It’s a question that has plagued the residents of North America north of America for more than a century and a quarter, since a tipsy lawyer named Macdonald cobbled together a coalition of provincial pols and created a political union proclaimed as “One Dominion under the name of Canada” – what is the Canadian identity?
Most countries have some elements of a unique culture – culinary, musical, artistic, linguistic, religious, etc. – but identity needs to be deeper than just culture. It also should be defined in the positive – most University-educated Canadians’ descriptions of our identity end up boiling down to some form of “not American”. Ideally, a national identity should be: a set of values, as shaped by history and culture, that brings unity to a people in times of distress, and strength to a nation as it progresses through time.

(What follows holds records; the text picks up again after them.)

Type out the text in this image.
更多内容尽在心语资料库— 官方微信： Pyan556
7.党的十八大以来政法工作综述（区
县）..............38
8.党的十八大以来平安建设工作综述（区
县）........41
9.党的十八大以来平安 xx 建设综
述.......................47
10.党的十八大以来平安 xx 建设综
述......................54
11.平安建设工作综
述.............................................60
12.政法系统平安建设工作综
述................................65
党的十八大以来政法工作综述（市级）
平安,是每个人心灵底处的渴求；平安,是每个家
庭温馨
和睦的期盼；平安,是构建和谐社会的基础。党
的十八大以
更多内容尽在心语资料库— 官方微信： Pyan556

In the past century, wars between nations of extremely strong identities caused the world’s intellectual culture to react sharply, and promote a well-meant but ultimately destructive idea: that national identities are a cancer that, once excised, will put an end to wars, and harmony to mankind. Natan Sharansky’s latest book explores this concept in great depth. Consequently, young nations like Canada were discouraged from ever developing a proper identity. Religious identity? Forget about it, wars were fought over religion. British ancestry? Nah, the Brits are on the decline, and that would offend Quebec. New World optimism? No, we’re just as guilty of oppression as the old world, thanks to our treatment of the Natives. With deconstructionism, multiculturalism, internationalism, and other mushy “ism”s ruling the day, developing a Canadian identity has been nearly impossible.
There should be hope. We live border-to-border, sea-to-sea with the world’s strongest identity of the past hundred years – the United States of America. We could have adopted the best of America’s ideals that has granted its people the self-confidence to build the most powerful, most prosperous, most welcoming nation on earth, where people from every country in the world wish to migrate to more than anywhere else on earth. Yet, out of petty insecurity, loyalist resentment, jealousy, and ideological elitism, most Canadians reject anything “American” out-of-hand.

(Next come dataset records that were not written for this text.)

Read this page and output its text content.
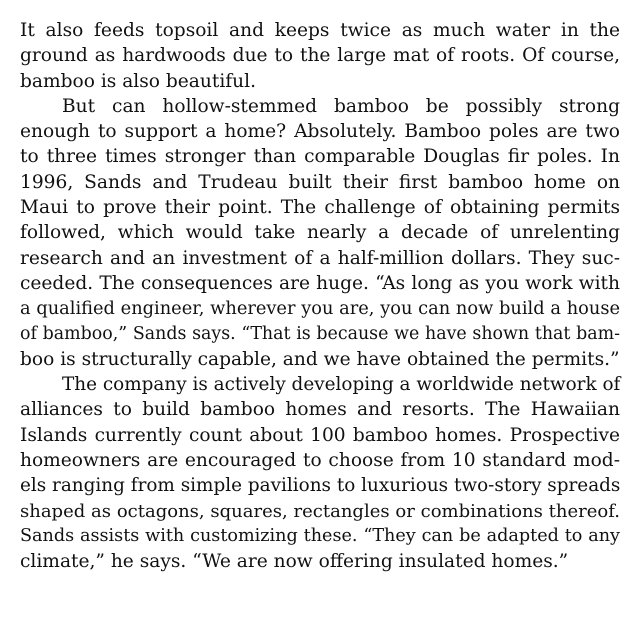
It also feeds topsoil and keeps twice as much water in the
ground as hardwoods due to the large mat of roots. Of course,
bamboo is also beautiful.
But can hollow-stemmed bamboo be possibly strong
enough to support a home? Absolutely. Bamboo poles are two
to three times stronger than comparable Douglas fir poles. In
1996, Sands and Trudeau built their first bamboo home on
Maui to prove their point. The challenge of obtaining permits
followed, which would take nearly a decade of unrelenting
research and an investment of a half-million dollars. They suc-
ceeded. The consequences are huge. “As long as you work with
a qualified engineer, wherever you are, you can now build a house
of bamboo,” Sands says. “That is because we have shown that bam-
boo is structurally capable, and we have obtained the permits.”
The company is actively developing a worldwide network of
alliances to build bamboo homes and resorts. The Hawaiian
Islands currently count about 100 bamboo homes. Prospective
homeowners are encouraged to choose from 10 standard mod-
els ranging from simple pavilions to luxurious two-story spreads
shaped as octagons, squares, rectangles or combinations thereof.
Sands assists with customizing these. “They can be adapted to any
climate,” he says. “We are now offering insulated homes.”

But where might we be if we opened ourselves to the best of America’s values? We could start by coming to terms with a few simple facts:
1) our very existence, and any material success we have achieved, comes almost exclusively from the British colonial/mercantilist system, which introduced the concept of government based on Judeo-Christian morality to the world, enshrining individual freedom into law, and proving that the elimination of slavery is the true road to riches.

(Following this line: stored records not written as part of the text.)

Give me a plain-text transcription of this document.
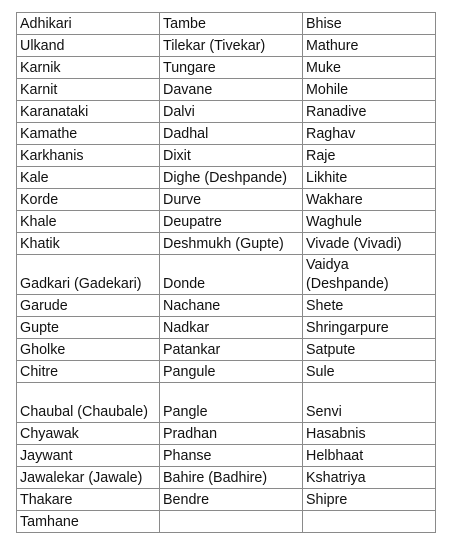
Adhikari	Tambe	Bhise
Ulkand	Tilekar (Tivekar)	Mathure
Karnik	Tungare	Muke
Karnit	Davane	Mohile
Karanataki	Dalvi	Ranadive
Kamathe	Dadhal	Raghav
Karkhanis	Dixit	Raje
Kale	Dighe (Deshpande)	Likhite
Korde	Durve	Wakhare
Khale	Deupatre	Waghule
Khatik	Deshmukh (Gupte)	Vivade (Vivadi)
Gadkari (Gadekari)	Donde	Vaidya (Deshpande)
Garude	Nachane	Shete
Gupte	Nadkar	Shringarpure
Gholke	Patankar	Satpute
Chitre	Pangule	Sule
Chaubal (Chaubale)	Pangle	Senvi
Chyawak	Pradhan	Hasabnis
Jaywant	Phanse	Helbhaat
Jawalekar (Jawale)	Bahire (Badhire)	Kshatriya
Thakare	Bendre	Shipre
Tamhane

2) the American revolution, while a rejection of the particular British regime of the era, was not a rejection of British ways. In fact, it had far more in common with a church schism, in which the breakaway group saw itself as perfecting the original idealism of the system. America’s concepts of free expression, individual liberty, free enterprise, local community autonomy, and proud worldwide proselytism, all come from Enlightenment England, and are simply hardened with a more rigid religious and ideological edge.
3) French culture is not incompatible with this British-inspired Judeo-Christian English idealism. One need look only at the Bayou, where expelled Acadians have survived and thrived for centuries now, deep in the American south.
4) Evil always tries to fill a vacuum, and disaster usually follows. Europe, most affected by the post-war trend towards one-world-identity idealism, is deep in the throes of a demographic nightmare that, if analysts like Mark Steyn, Bat Ye’or, and the late Oriana Fallaci are right, will have Christian and Enlightenment Europe relegated to the history books within a generation. Canada can follow Europe, or it can develop a sustaining identity like America.
How to define Canada’s identity? First, the country needs to be convinced that “not America” is childish and destructive. Then, an opportunity opens wide: the best of American values can be enshrined here, with the advantage of not having the baggage of slavery and Jim Crow as a significant blight on our history.
In the meantime, as we celebrate the holiday formerly known as Dominion Day, don’t forget where the founders got the word “Dominion” from:
Genesis 1:28-29: So God created man in his own image, in the image of God he created him; male and female he created them. And God blessed them, and God said to them, “Be fruitful and multiply, and fill the earth and subdue it; and have dominion over the fish of the sea and over the birds of the air and over every living thing that moves upon the earth.”